Computational Tool Could Improve Clinical Success Rate Of Drugs
By Deborah Borfitz
September 8, 2020 If physicians, computational scientists, and translational researchers more often collaborated to bring computation methods to the fore, it might help improve the notoriously low clinical development success rates for investigational drugs. Exhibit A is a newly developed translatable components regression (TransComp-R) model, developed by researchers from Purdue University and the Massachusetts Institute of Technology (MIT), which recently identified an overlooked biological mechanism possibly responsible for resistance to the drug infliximab commonly prescribed to patients with inflammatory bowel disease (IBD).
Doug Brubaker, assistant professor of biomedical engineering at Purdue who led development and testing of the TransComp-R computational model as a postdoctoral associate at MIT, says the framework would be potentially useful for anyone trying to understand if results of studies with animal models of disease can be replicated in humans. “It is well documented at this point that taking observations as-is from a mouse… more often than not don’t generalize well across species.”
A comprehensive survey of clinical success rates across the drug industry, published in Nature Biotechnology (DOI: 10.1038/nbt.2786), found that only one out of every 10 new compounds ever achieve approval by the U.S. Food and Drug Administration. Concerningly, the success rate for phase 3 development—which accounts for more than one-third of all R&D spending and over half of all clinical trial costs—was pegged at 60% for drugs across indications.
The idea behind TransComp-R, says Brubaker, is to allow researchers “to make an inference about which aspects of biological mechanisms in an animal study are most likely to translate to humans.” The results of those better-informed preclinical studies could improve the design of subsequent clinical trials, as well as confidence in go and no-go decisions on investigational drugs.
TransComp-R relies on common machine learning methods familiar to most computational biologists and statisticians, Brubaker says, combining principal component analysis and regression modeling based on those projections to identify the variables that matter most. “We found a way to take these well-established methods apart and use different pieces of them in new ways.”
The code for TransComp-R recently published in Science Signaling (DOI: 10.1126/scisignal.aay3258), along with findings of the proof-of-concept study and information on how to repurpose the framework to different kinds of animals, disease areas, and questions.
Proteomics from mice and transcriptomics from humans prior to treatment were used for the IBD study, says Brubaker, and all of the data have been in the public domain for several years. The mouse data came from two studies with fewer than 10 samples each and the human data from a single study involving more than 50 patients with IBD. Follow-up experiments were conducted to prove that the therapeutic resistance mechanism predicted by TransComp-R was in fact at work, Brubaker says.
The analysis on the mouse and human samples were done on biopsies that contained a broad mix of cell types, he explains, and researchers needed to know which cell types in a Crohn’s disease patient were expressing the genes in the resistance signature and then see if they could target this resistance mechanism to potentially make anti-TNF therapy more effective.
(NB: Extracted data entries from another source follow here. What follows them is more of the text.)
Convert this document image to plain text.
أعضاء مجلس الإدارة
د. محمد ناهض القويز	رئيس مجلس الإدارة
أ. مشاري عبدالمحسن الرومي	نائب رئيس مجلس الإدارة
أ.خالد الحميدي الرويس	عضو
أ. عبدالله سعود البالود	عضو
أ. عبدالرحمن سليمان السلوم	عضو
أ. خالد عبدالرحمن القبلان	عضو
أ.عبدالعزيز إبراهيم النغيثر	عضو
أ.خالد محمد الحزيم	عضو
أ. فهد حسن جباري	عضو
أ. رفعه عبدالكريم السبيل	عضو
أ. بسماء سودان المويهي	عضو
Collaborators at Vanderbilt University Medical Center provided single-cell RNA sequencing data on a patient not responding to anti-TNF therapy so researchers could figure out which cell types were expressing the genes in the resistance mechanism predicted by TransComp-R, he says. Observing that those genes were predominantly expressed in immune cells, they did a second experiment treating those cells in blood samples from healthy donors—with an inhibitor of the resistance mechanism, with anti-TNF therapy and then a combination of the two.
Inhibiting the resistance signature was found to enhance the ability of anti-TNF therapy to inhibit inflammatory cytokines, says Brubaker. The key takeaway is that TransComp-R can be used with available data to produce a testable biological hypothesis.
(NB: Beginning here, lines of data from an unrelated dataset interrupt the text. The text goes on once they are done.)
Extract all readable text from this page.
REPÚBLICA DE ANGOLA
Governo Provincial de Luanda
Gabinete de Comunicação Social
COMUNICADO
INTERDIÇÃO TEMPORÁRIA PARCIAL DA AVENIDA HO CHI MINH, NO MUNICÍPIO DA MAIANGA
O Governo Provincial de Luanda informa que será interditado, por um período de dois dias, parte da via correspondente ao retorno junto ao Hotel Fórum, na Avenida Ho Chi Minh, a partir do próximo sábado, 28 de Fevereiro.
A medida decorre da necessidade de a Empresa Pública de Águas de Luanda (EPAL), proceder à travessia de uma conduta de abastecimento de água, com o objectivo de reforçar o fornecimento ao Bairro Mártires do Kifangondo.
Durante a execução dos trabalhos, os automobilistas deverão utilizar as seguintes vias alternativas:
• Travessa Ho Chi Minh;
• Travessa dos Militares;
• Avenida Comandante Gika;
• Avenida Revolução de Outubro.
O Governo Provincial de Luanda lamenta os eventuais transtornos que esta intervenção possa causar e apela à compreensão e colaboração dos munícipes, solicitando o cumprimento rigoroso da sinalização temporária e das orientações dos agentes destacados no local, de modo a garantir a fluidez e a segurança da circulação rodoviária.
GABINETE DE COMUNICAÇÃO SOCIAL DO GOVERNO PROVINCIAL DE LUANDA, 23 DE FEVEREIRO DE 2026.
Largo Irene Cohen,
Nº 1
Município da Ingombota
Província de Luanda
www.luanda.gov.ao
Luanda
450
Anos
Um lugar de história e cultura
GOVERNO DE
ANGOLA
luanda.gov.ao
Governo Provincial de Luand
Other researchers might similarly look back at published studies to extract new learnings about disease biology, continues Brubaker. In principal, any kind of data could be analyzed with TransComp-R.
The tool essentially consolidates thousands of measurements from an animal model to just a few data coordinates for comparing with humans, he says. The dwindled-down data explain the most relevant sources of biological differences between the animal model and humans and can be used to train predictive models of a human’s response to therapy.
IBD was chosen as the starting point for the TransComp-R model because of the well-known clinical problem—about half of all people who take infliximab end up becoming resistant or unresponsive to it, Brubaker says. Trying to figure out why is also hampered by a gap in the literature when it comes to detailed, protein-level measurements from the site of disease in the human intestine during disease. Such measurements are only available from mouse models of the disease.
One potential follow-up line of investigation is to find ways to test for resistance markers in IBD patients to potentially inform which treatment physicians prescribe, says Brubaker. Another is to develop therapies around this resistance mechanism. The TransComp-R framework might also be applied to new types of questions and disease areas.
Douglas Lauffenburger, Ph.D., a professor of biological engineering, chemical engineering, and biology at MIT, as well as senior author on the Science Signaling paper, now has a new study underway using TransComp-R to translate data from COVID-19 vaccine trials in animals to humans, Brubaker notes. The goal is to identify the correlates of protection in the animals that might also be true about humans in the quest for an effective vaccine.